En pratique, il nous suffit de suivre la coutume d’Israël de jeûner jusqu’à midi. Toutefois, certains écrivent qu'il est recommandé de prolonger le jeûne jusqu’à Min’ha guedola (le début de l’après-midi), afin de pouvoir réciter dans la prière la demande spéciale : ‘Anénou beyom tzom ta’anitenou – « Réponds-nous en ce jour de notre jeûne ».
Cette coutume concerne essentiellement les hommes. Les femmes, ainsi que les malades ou les personnes faibles, n’y sont pas tenues. D'ailleurs ce n'est pas un usage atteignant.
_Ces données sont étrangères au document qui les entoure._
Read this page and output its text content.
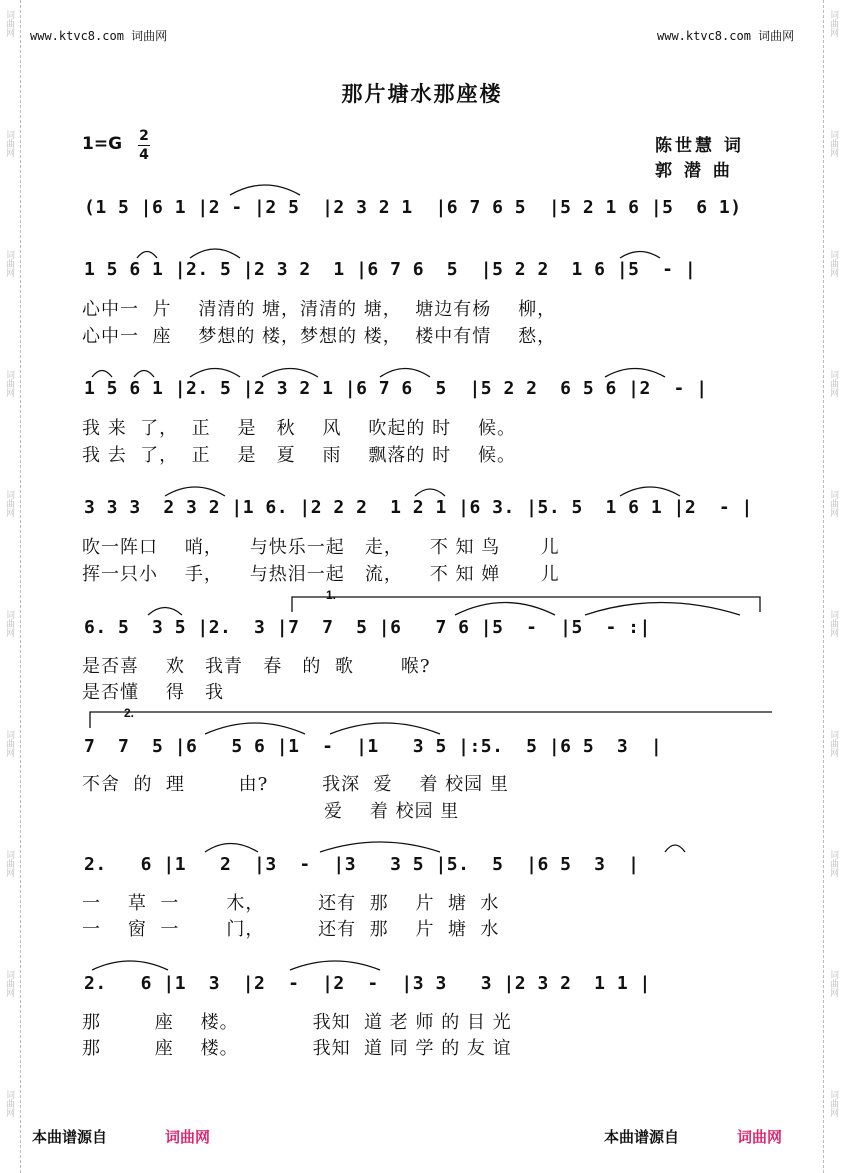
词曲网
词曲网
词曲网
词曲网
词曲网
词曲网
词曲网
词曲网
词曲网
词曲网
词曲网
词曲网
词曲网
词曲网
词曲网
词曲网
词曲网
词曲网
词曲网
词曲网
www.ktvc8.com 词曲网	www.ktvc8.com 词曲网
那片塘水那座楼
1=G 2
4	陈世慧 词
郭 潜 曲
(1 5 |6 1 |2 - |2 5  |2 3 2 1  |6 7 6 5  |5 2 1 6 |5  6 1)
1 5 6 1 |2. 5 |2 3 2  1 |6 7 6  5  |5 2 2  1 6 |5  - |
心中一  片    清清的 塘，清清的 塘，  塘边有杨    柳，
心中一  座    梦想的 楼，梦想的 楼，  楼中有情    愁，
1 5 6 1 |2. 5 |2 3 2 1 |6 7 6  5  |5 2 2  6 5 6 |2  - |
我 来  了，  正    是   秋    风    吹起的 时    候。
我 去  了，  正    是   夏    雨    飘落的 时    候。
3 3 3  2 3 2 |1 6. |2 2 2  1 2 1 |6 3. |5. 5  1 6 1 |2  - |
吹一阵口    哨，    与快乐一起   走，    不 知 鸟      儿
挥一只小    手，    与热泪一起   流，    不 知 婵      儿
6. 5  3 5 |2.  3 |7  7  5 |6   7 6 |5  -  |5  - :|
是否喜    欢   我青   春   的  歌       喉?
是否懂    得   我
7  7  5 |6   5 6 |1  -  |1   3 5 |:5.  5 |6 5  3  |
不舍  的  理        由?        我深  爱    着 校园 里
爱    着 校园 里
2.   6 |1   2  |3  -  |3   3 5 |5.  5  |6 5  3  |
一    草  一       木，        还有  那    片  塘  水
一    窗  一       门，        还有  那    片  塘  水
2.   6 |1  3  |2  -  |2  -  |3 3   3 |2 3 2  1 1 |
那        座    楼。           我知  道 老 师 的 目 光
那        座    楼。           我知  道 同 学 的 友 谊
1.
2.
本曲谱源自	词曲网	本曲谱源自	词曲网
Il ne s’agit absolument pas d’une obligation, mais d’un minhag, une pratique traditionnelle.
Le Tour (OH 581) rapporte les paroles de nos Sages dans le Midrash Tan’houma, selon lesquelles quiconque jeûne la veille de Rosh Hashana mérite que le Saint béni soit-Il efface un tiers de ses fautes. Le H'ayei Adam ajoute, en citant également les Sages, que quiconque fait teshouva un seul jour dans l’année est considéré comme s’il avait fait teshouva toute l’année. C’est pourquoi la coutume s’est répandue de jeûner précisément la veille de Rosh Hashana, qui marque le dernier jour de l’année.